The desire to have them was certainly strong. Now the question stood: how did he successfully approach Ari without getting the man’s guard up?
16
Ari
Ari had no idea what Harrison was up to, but if the man didn’t stop soon, he’d…he’d…do something, at any rate. Harrison was driving him straight up the wall and didn’t even seem to be aware of it. It wasn’t even so much when the mercenary had stopped him to tuck Ari’s collar’s tag back in, then let his hand linger in a warm sweep down Ari’s back. He’d had to repress a shiver from the heat of Harrison’s hand spread out between his shoulder blades. And it wasn’t when he’d slid the ch
ain of Ari’s necklace around so the clasp lay hidden away without a single comment, fingers drifting across skin. Or even the way he’d helped Ari into the light windbreaker before they left the house, going to pick up breakfast for everyone. It certainly wasn’t the way he’d topped off Ari’s coffee over breakfast without asking, or that he’d given Remi the last piece of bacon with a warm smile. It wasn’t any of that. Alright, fine, it was partially that. But mostly it was the other thing.
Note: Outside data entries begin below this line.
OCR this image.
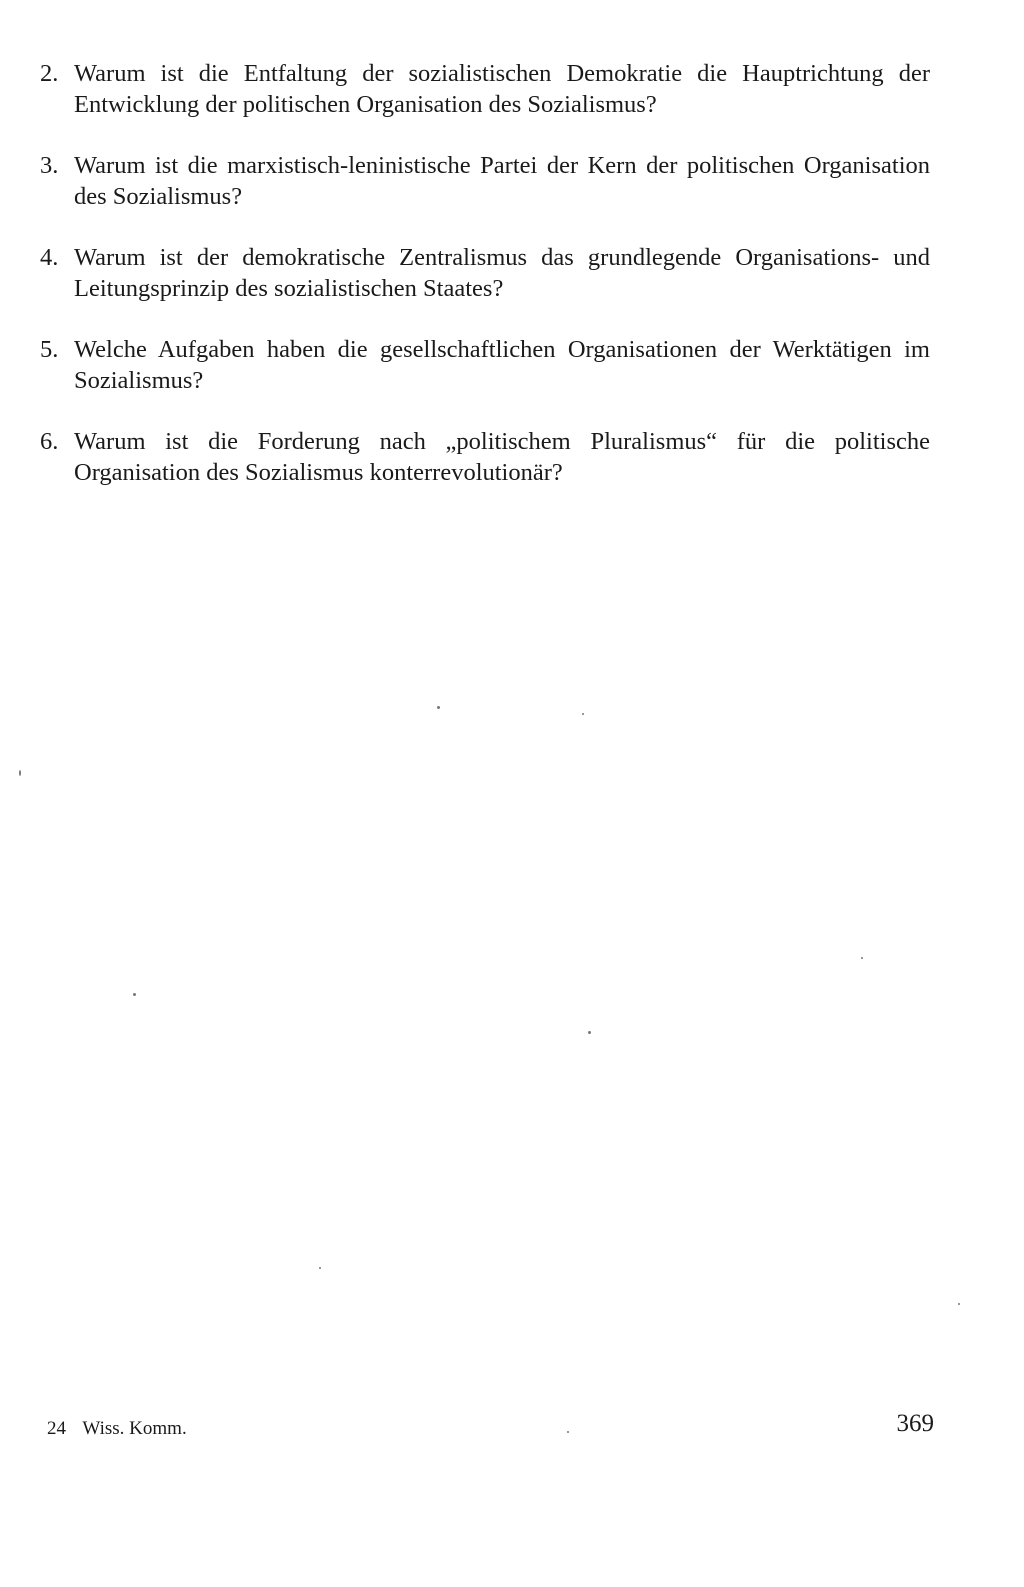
2. Warum ist die Entfaltung der sozialistischen Demokratie die Hauptrichtung der Entwicklung der politischen Organisation des Sozialismus?
3. Warum ist die marxistisch-leninistische Partei der Kern der politischen Organisation des Sozialismus?
4. Warum ist der demokratische Zentralismus das grundlegende Organisations- und Leitungsprinzip des sozialistischen Staates?
5. Welche Aufgaben haben die gesellschaftlichen Organisationen der Werktätigen im Sozialismus?
6. Warum ist die Forderung nach „politischem Pluralismus“ für die politische Organisation des Sozialismus konterrevolutionär?
24 Wiss. Komm.	369
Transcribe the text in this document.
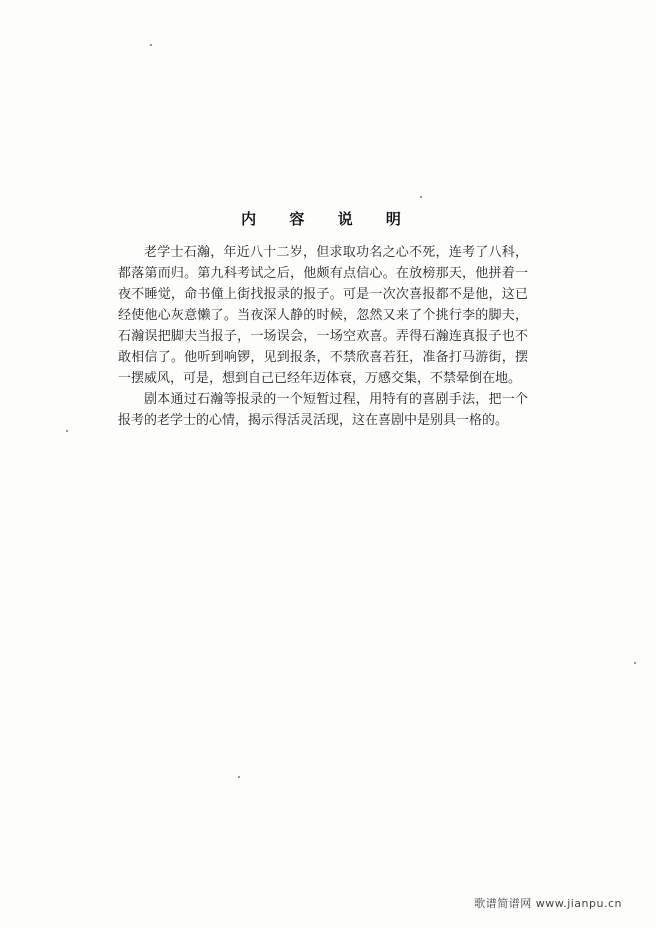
内 容 说 明

老学士石瀚，年近八十二岁，但求取功名之心不死，连考了八科，都落第而归。第九科考试之后，他颇有点信心。在放榜那天，他拼着一夜不睡觉，命书僮上街找报录的报子。可是一次次喜报都不是他，这已经使他心灰意懒了。当夜深人静的时候，忽然又来了个挑行李的脚夫，石瀚误把脚夫当报子，一场误会，一场空欢喜。弄得石瀚连真报子也不敢相信了。他听到响锣，见到报条，不禁欣喜若狂，准备打马游街，摆一摆威风，可是，想到自己已经年迈体衰，万感交集，不禁晕倒在地。

剧本通过石瀚等报录的一个短暂过程，用特有的喜剧手法，把一个报考的老学士的心情，揭示得活灵活现，这在喜剧中是别具一格的。

歌谱简谱网 www.jianpu.cn
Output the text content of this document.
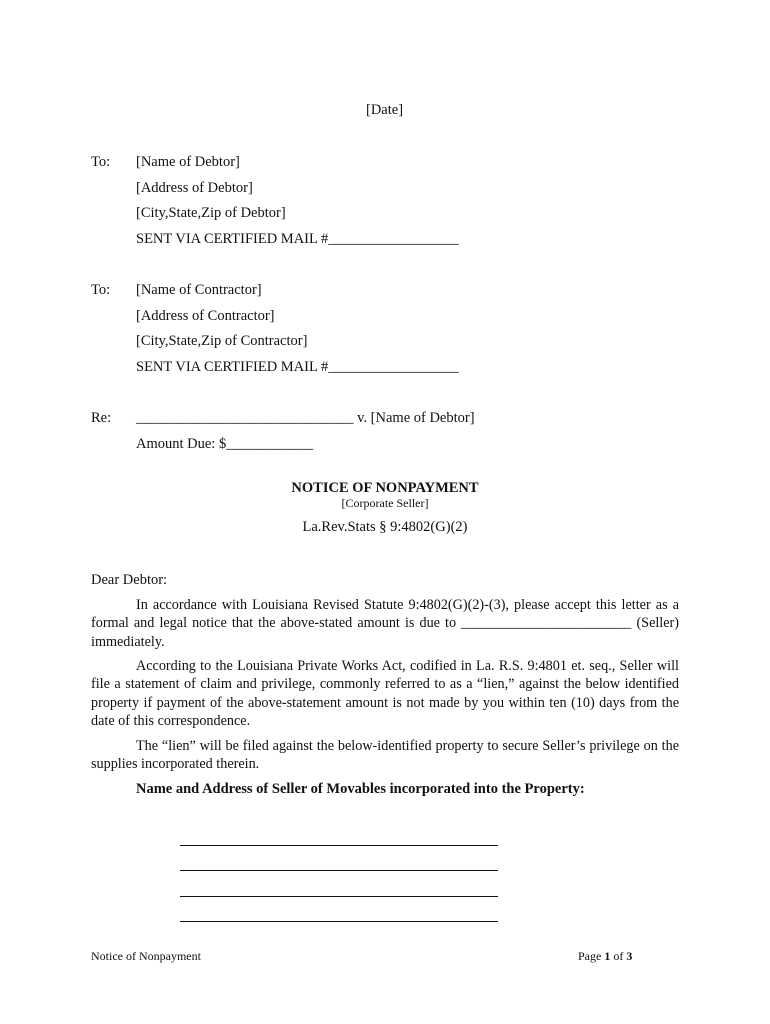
[Date]
To: [Name of Debtor]
[Address of Debtor]
[City,State,Zip of Debtor]
SENT VIA CERTIFIED MAIL #__________________
To: [Name of Contractor]
[Address of Contractor]
[City,State,Zip of Contractor]
SENT VIA CERTIFIED MAIL #__________________
Re: ______________________________ v. [Name of Debtor]
Amount Due: $____________
NOTICE OF NONPAYMENT
[Corporate Seller]
La.Rev.Stats § 9:4802(G)(2)
Dear Debtor:
In accordance with Louisiana Revised Statute 9:4802(G)(2)-(3), please accept this letter as a formal and legal notice that the above-stated amount is due to ________________________ (Seller) immediately.
According to the Louisiana Private Works Act, codified in La. R.S. 9:4801 et. seq., Seller will file a statement of claim and privilege, commonly referred to as a “lien,” against the below identified property if payment of the above-statement amount is not made by you within ten (10) days from the date of this correspondence.
The “lien” will be filed against the below-identified property to secure Seller’s privilege on the supplies incorporated therein.
Name and Address of Seller of Movables incorporated into the Property:
Notice of Nonpayment	Page 1 of 3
It was that the man was fucking beautiful doing nothing at all.
It was the half-alluring little movements Harrison made as he worked. The cute furrow between his brows as he flipped through receipts, the way he balanced his pen between his nose and upper lip to get Remi to laugh. The pattern of how he shifted in his seat, little huffs when something vexed him, and that one full body stretch that actually made his mouth go dry as Harrison’s muscular strength went on display.
He just found the man insanely attractive and oddly trustworthy, and the combination of those two things were throwing him seriously out of whack. It made him want to try things that had never worked well for him in the past. Libido, maybe let’s learn from past experience, yeah? Not repeat mistakes.
The libido was not listening.
He needed a breath of fresh air, away from all of them, but especially Harrison. He needed to get his head on straight before he messed things up entirely. But he also had to play it cool because if either Ivan or Kyou realized how bad Harrison shook him up, they’d tease him mercilessly about it. Worse than brothers, those two. And he should know.
Ari finished up the breakfast dishes, cleared his throat to get Kyou’s attention and said, “I’ll go do a little scouting around, see if I can’t get us a good Monet fake and a portfolio to carry the real deal in.”
Kyou popped off his headphones, turning in his chair to look at him directly. A great many screens populated the three monitors taking up the new desk, and none of it meant anything to Ari. It could have been Greek for all he could decipher it. “Great idea. I’ll watch the squirt. Take Harrison with you.”